Bu yıl sezon nasıl başladı?

Bizim için oldukça iyi başladı diyebilirim. Biz sürekli renovasyon, tadilat süreçleri geçiriyoruz. Merit Crystal Cove Otelimize yaklaşık 70 oda ilave ediliyor. Yakın zamanda burası tamamlanacak. Misafirlerimize her zaman en iyisini ve en yenisini sunmaya çalışıyoruz.

Önümüzdeki beş yıllık süreçte koyduğunuz hedefler neler? 

Gelecek beş yıl için hedefimiz; Merit zincirini global bir marka yapmak. Şu anda Las Vegas ve Macao dünya genelinde casino işletmeciliğini en iyi ve en geniş şekilde yapan iki destinasyondur. Las Vegas ve Macao casino sektöründe çok farklı bir noktada yer alıyor. Biz butik tarzı çalışıyor ve kişiye özel hizmeti sağlayıp, bu hizmet kalitesinde sürdürülebilirlik sağlayabiliyoruz. Bizi özel kılan da budur. Dolayısıyla Merit markasını Las Vegas ile Monte Carlo arasında bir yerde konumlandırmak gerekiyor. Biz öncelikle Doğu Avrupa’da boşluk olduğunu gördüğümüz için şu anda zincir olarak orada büyüyoruz. Tabii ki hedefimiz bütün casino destinasyonlarında var olmaktır.

Kariyerinizi belirlemede bir dönüm noktası oldu mu?

İş kolik bir babanın kızı olduğum için hep turizmin içerisinde oldum.

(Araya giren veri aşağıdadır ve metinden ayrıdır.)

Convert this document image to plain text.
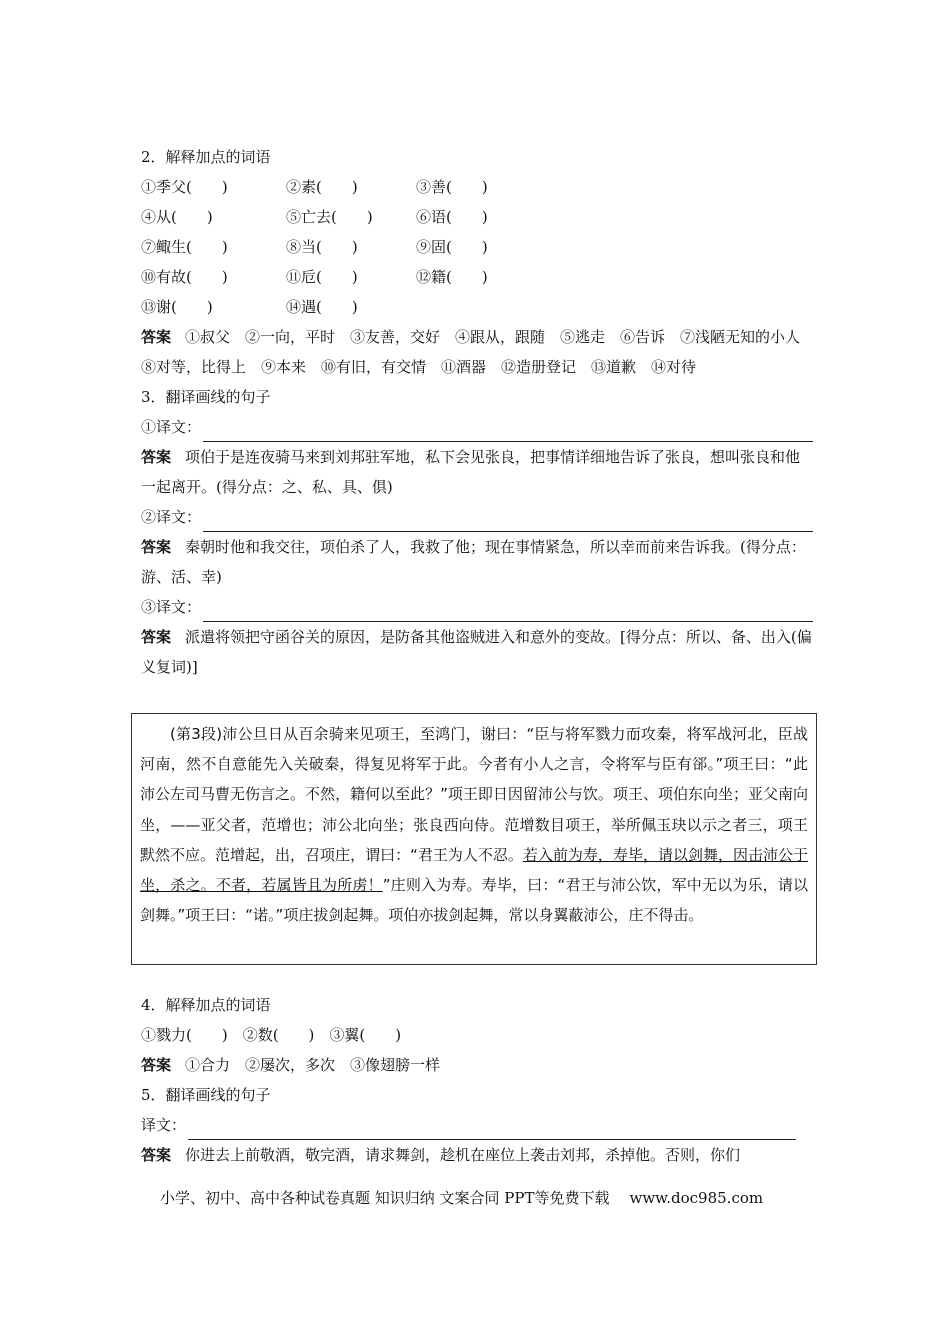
2．解释加点的词语
①季父(　　)	②素(　　)	③善(　　)
④从(　　)	⑤亡去(　　)	⑥语(　　)
⑦鲰生(　　)	⑧当(　　)	⑨固(　　)
⑩有故(　　)	⑪卮(　　)	⑫籍(　　)
⑬谢(　　)	⑭遇(　　)
答案 ①叔父　②一向，平时　③友善，交好　④跟从，跟随　⑤逃走　⑥告诉　⑦浅陋无知的小人　⑧对等，比得上　⑨本来　⑩有旧，有交情　⑪酒器　⑫造册登记　⑬道歉　⑭对待
3．翻译画线的句子
①译文：
答案 项伯于是连夜骑马来到刘邦驻军地，私下会见张良，把事情详细地告诉了张良，想叫张良和他一起离开。(得分点：之、私、具、俱)
②译文：
答案 秦朝时他和我交往，项伯杀了人，我救了他；现在事情紧急，所以幸而前来告诉我。(得分点：游、活、幸)
③译文：
答案 派遣将领把守函谷关的原因，是防备其他盗贼进入和意外的变故。[得分点：所以、备、出入(偏义复词)]

(第3段)沛公旦日从百余骑来见项王，至鸿门，谢曰：“臣与将军戮 ·力而攻秦，将军战河北，臣战河南，然不自意能先入关破秦，得复见将军于此。今者有小人之言，令将军与臣有郤。”项王曰：“此沛公左司马曹无伤言之。不然，籍何以至此？”项王即日因留沛公与饮。项王、项伯东向坐；亚父南向坐，——亚父者，范增也；沛公北向坐；张良西向侍。范增数 ·目项王，举所佩玉玦以示之者三，项王默然不应。范增起，出，召项庄，谓曰：“君王为人不忍。若入前为寿，寿毕，请以剑舞，因击沛公于坐，杀之。不者，若属皆且为所虏！”庄则入为寿。寿毕，曰：“君王与沛公饮，军中无以为乐，请以剑舞。”项王曰：“诺。”项庄拔剑起舞。项伯亦拔剑起舞，常以身翼 ·蔽沛公，庄不得击。

4．解释加点的词语
①戮力(　　)　②数(　　)　③翼(　　)
答案 ①合力　②屡次，多次　③像翅膀一样
5．翻译画线的句子
译文：
答案 你进去上前敬酒，敬完酒，请求舞剑，趁机在座位上袭击刘邦，杀掉他。否则，你们
小学、初中、高中各种试卷真题 知识归纳 文案合同 PPT等免费下载 www.doc985.com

O yüzden hiç yabancılık çekmediğim bir iş alanıydı. Ben aslında hiçbir zaman babamın yaptığı işi yapacağım diye şartlamadım.. Üniversiteyi bitirmeye yaklaştığım dönemlerde ne iş yapacağımla ilgili bende bir panik havası oluşmaya başladı. O zamana kadar ne iş yapacağımla ilgili kendime bir kısıtlama getirmemiştim, seçeneklerim hep açık olsun istemiştim. Sadece o dönemlerde sinemaya aşırı bir tutkum vardı. İş hayatında ilk olarak sinema sektöründe Sinan Çetin ile yaklaşık bir yıl kadar çalıştım. Belki de benim dönüm noktam odur.  Sinan Çetin ile çalışmak çok zordu ama çok kısa sürede çok şey öğrendim. Ama çabuk da yıprandım. Bu sebepten de bu iş kolunun bana göre olmadığına karar verdim ve bıraktım. Daha sonra da tam olarak ne istediğime karar verene kadar şirkette çalışmaya başladım. O dönemde bir krizden geçiyorduk ve benim o ilk iş deneyimlerim kriz dönemine denk geldi. Sorun çözmeyi seven bir tarafım var. O dönemlerde yaşadığım tecrübeyi çok değerli buluyorum, beni çok geliştirdi. Daha çok turizm alanında kendimi geliştirmek istediğim için İsviçre-Lozan’a otelcilik üzerine master yapmaya gittim. Kendime bir mola vermek istedim. Yapmış olduğum master benim açımdan çok faydalı oldu. Turizm ve otelcilik alanında hem bilgi edinmek hem de çevre edinmek açısından bana kattığı çok şeyler oldu. Daha sonra da Viyana’da danışmanlık şirketi olan PKF Hotelexperts’de danışman olarak çalışmaya başladım. Yaklaşık üç sene burada çalıştım. Burada otel yatırımlarına danışmanlık hizmeti veriyorduk. Birçok projede yer aldım. Viyana’da yaşadım. Viyana’dan hem Avusturya hem de Doğu Avrupa’daki birçok projede danışmanlık hizmeti verdim.  İlk projem de Karadağ’da olmuştu ki sonradan Karadağ’a yatırım yaptık; zaten çok iyi bildiğim bir yere gitmiş olduk. Daha sonra da PKF’in İstanbul ofisini kurdum. Buradaki bilgi ağına çok yardımcı oldum. Sonrasında, dışarıda yeterli tecrübe, bilgi ve network edindiğime kanaat getirip, yaklaşık beş sene önce şirketimize geri döndüm.